It has been suggested that azithromycin might prevent a number of infectious diseases, including malaria, infectious diarrhea, and pneumonia. A study was conducted to test that theory specifically in preschool-age children.
The cluster-randomized trial was conducted in communities in Malawi, Niger, and Tanzania. Children ages one month to 59 months were identified in five twice-yearly censuses and given a single directly observed dose of oral azithromycin (approximately 20 mg/kg of body weight) or placebo. The primary outcome was the community-level, aggregate, three-country mortality rate as determined from the twice-yearly censuses.

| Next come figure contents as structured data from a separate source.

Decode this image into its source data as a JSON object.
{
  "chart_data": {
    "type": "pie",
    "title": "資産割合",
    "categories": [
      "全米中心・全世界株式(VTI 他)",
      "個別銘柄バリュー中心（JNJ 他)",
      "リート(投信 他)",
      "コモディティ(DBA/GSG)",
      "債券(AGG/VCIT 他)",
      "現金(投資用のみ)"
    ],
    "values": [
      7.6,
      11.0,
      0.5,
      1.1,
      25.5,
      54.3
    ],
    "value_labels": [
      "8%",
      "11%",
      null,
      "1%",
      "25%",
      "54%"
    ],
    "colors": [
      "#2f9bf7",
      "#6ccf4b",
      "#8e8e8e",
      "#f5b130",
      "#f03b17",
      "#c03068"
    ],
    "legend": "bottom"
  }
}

The trial involved 1,533 communities randomly selected to be in the intervention or control arm. At baseline census, 97,047 children were enrolled in the azithromycin group and 93,191 in the placebo group. Over the five census visits, 323,302 person-years were monitored. In the three countries combined, the annual mortality rates among enrolled subjects were 14.6 deaths per 1,000 person-years in communities in the azithromycin arm and 16.5 deaths per 1,000 person-years in communities in the placebo arm, for a difference of 13.5% between the azithromycin group and the placebo group. The effect of azithromycin was greatest in children one to five months of age, in whom the mortality rates were also highest in the three countries. Azithromycin efficacy didn't differ significantly by country, age group, treatment period, or treatment coverage.
The authors caution that the development of antibiotic resistance during mass distribution could reverse the mortality benefit, although that wasn't observed in this trial. Nonetheless, that possibility, as well as the cost and risk of adverse effects, must be considered.